27.Bölüm: ''Görü''

Keyifli okumalar...

***

Nei'yi kütüphanede Ankli ya da Yevnü ile birlikte bulmayı beklemiştim. Onun yerine Myne beni asilerin beslenmek için buğday ürettikleri mağaralardan birine götürdü.

Aynalı yüzeyler sayesinde çatlaklardan sızıp altın rengi bitkileri aydınlatan güneş ışığının altında tek başına oturan Nei başını geriye atmış, güneşin ısısının etrafını çeviren buğdaylar ile onu olgunlaştırmasını istermiş gibi kımıldamadan duruyordu.

Bu görüntü bana Travis'in kulede tutsak edildiğindeki Ion'u gösterdiği zamanı hatırlattı.

Myne'e baktığımda ilerlememi ya da konuşmamı söylemedi. Bizi yalnız bırakmadan önce başıyla selamladı. Ben de tek başına dikilmenin saçma olacağını düşünüp Nei'ye doğru bel hizamdaki buğdayların arasında ilerledim.

Nei'nin tepesinde dikilirken selam vermek için dudaklarımı araladığımda benden önce davranıp konuştu.

''Gözlerine baksam yaşamların ağırlığı beni boğar mı?''

Soru karşısında irkildim. Görmezden geldiğim kısmıma direkt bir yorum yapmasını beklememiştim. Yine de aynı onun gibi toprağın üzerine oturup yüzüne doğru başımı çevirdim.

''Bilmem sen söyle.''

Kirpikleri yanaklarını okşayıp aralandı. Bana bakmak yerine hala yukarı bakarken gülümsedi. ''Belki de o kadar cesur değilimdir.''

''En son konuşmamızda korkak olanın ben olduğumu söylediğin düşünülürse fazlasıyla ironik.''

Kara gözler bana döndü. Yüzümün her santimine dokunan bakışlarını hissettim. Sanki silinmiş kırışıklıklar ya da derimin altında gizlenmiş yaraları görebiliyormuş gibi beni uzun uzun inceledi.

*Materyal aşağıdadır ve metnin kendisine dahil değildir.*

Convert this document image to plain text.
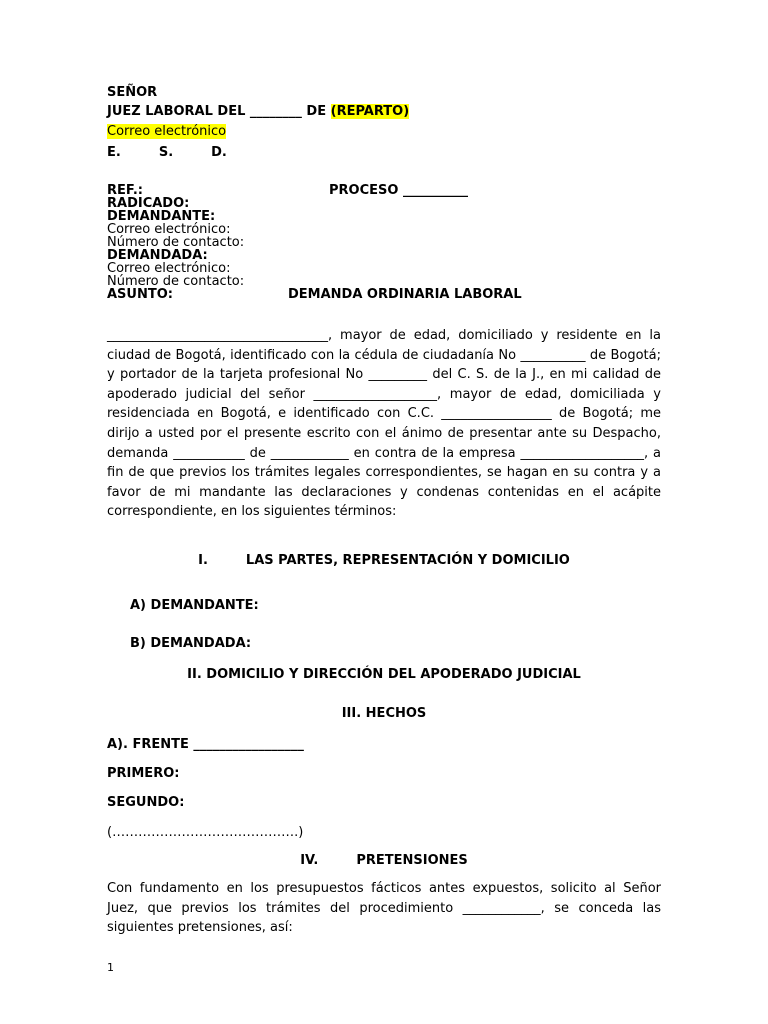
SEÑOR
JUEZ LABORAL DEL ________ DE (REPARTO)
Correo electrónico
E.	S.	D.
REF.:	PROCESO __________
RADICADO:
DEMANDANTE:
Correo electrónico:
Número de contacto:
DEMANDADA:
Correo electrónico:
Número de contacto:
ASUNTO:	DEMANDA ORDINARIA LABORAL
__________________________________, mayor de edad, domiciliado y residente en la ciudad de Bogotá, identificado con la cédula de ciudadanía No __________ de Bogotá; y portador de la tarjeta profesional No _________ del C. S. de la J., en mi calidad de apoderado judicial del señor ___________________, mayor de edad, domiciliada y residenciada en Bogotá, e identificado con C.C. _________________ de Bogotá; me dirijo a usted por el presente escrito con el ánimo de presentar ante su Despacho, demanda ___________ de ____________ en contra de la empresa ___________________, a fin de que previos los trámites legales correspondientes, se hagan en su contra y a favor de mi mandante las declaraciones y condenas contenidas en el acápite correspondiente, en los siguientes términos:
I.	LAS PARTES, REPRESENTACIÓN Y DOMICILIO
A) DEMANDANTE:
B) DEMANDADA:
II. DOMICILIO Y DIRECCIÓN DEL APODERADO JUDICIAL
III. HECHOS
A). FRENTE _________________
PRIMERO:
SEGUNDO:
(…………………………………….)
IV.	PRETENSIONES
Con fundamento en los presupuestos fácticos antes expuestos, solicito al Señor Juez, que previos los trámites del procedimiento ____________, se conceda las siguientes pretensiones, así:
1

En sonunda gözlerimde sabit kaldığında dudakları kasıldı.

''Onu kurtardın.''

Konunun Radsolf'a gelmesiyle dikleştim. ''Onu bırakmamamı söyleyen sen değil miydin?''

Gözlerinden yaşlar akarken ellerimi tuttu. ''Bana verdiğin sözü tuttun.''

Kuleye dönmeden önce pek çok şey konuşmuştuk. Keşfetmek için körü körüne döndüğüm kulede umduğumdan çok daha fazlasını bulmuştum.

Radsolf'a karşı hissetmeye başladıklarıma tutunmuş, onun kehanette geçen kuleye sunulan kalbim olduğunu düşünmüştüm. Onu kurtarma ihtiyacını daha kaderlerimizin birbirine bağlı olduğunu öğrenmede önce bile hissetmiştim.

Radsolf'u kurtarmalıydım. Ama o gün Nei bana gerçekleri anlatırken bile kuleye geçmişimi öğrenmem için dönmem gerektiğini, o zaman her şeyi anlayacağımı söylemişti. Radsolf'u kurtarmam için bana söz verdirmemiş ya da başka beklentileri bana yüklememişti.

Sadece dönüp keşfetmem gerekiyordu.

Tek kaşımı havaya kaldırdım. ''Onu kurtaracağımı, en başta kaderin bizi bağladığını biliyordun. Onu benim için Ion'un seçtiğini biliyordun.''

Yanaklarındaki ıslaklık artarken ''Biliyordum.'' diye cevapladı.

''Bana kuleye dönerken onu kurtarmam gerektiğini söylemedin. Onun benim için seçildiğini.''

Kırışık elbisesinin katlarından elini çıkarıp bana uzandı. Parmakları saçlarımı okşarken titrekçe gülümsedi. ''O senin için seçilmedi. Onu seçen sensin.''

Travis'in Ion ile olan konuşmasını hatırladım. Kaşlarım çatıldı. ''Hayır.''

Nei'nin eli saçımdan omzuma indi. ''Ion seni sevebilsin, kaderinde eşlik edebilsin diye seni Radsolf'a emanet etti.'' Parmakları aşağı süzülüp kalbimin üzerinde duraksadı. ''Onu seçen sendin.''

Kalbimde ve zihnimde dönen karmaşa bir an için duruldu.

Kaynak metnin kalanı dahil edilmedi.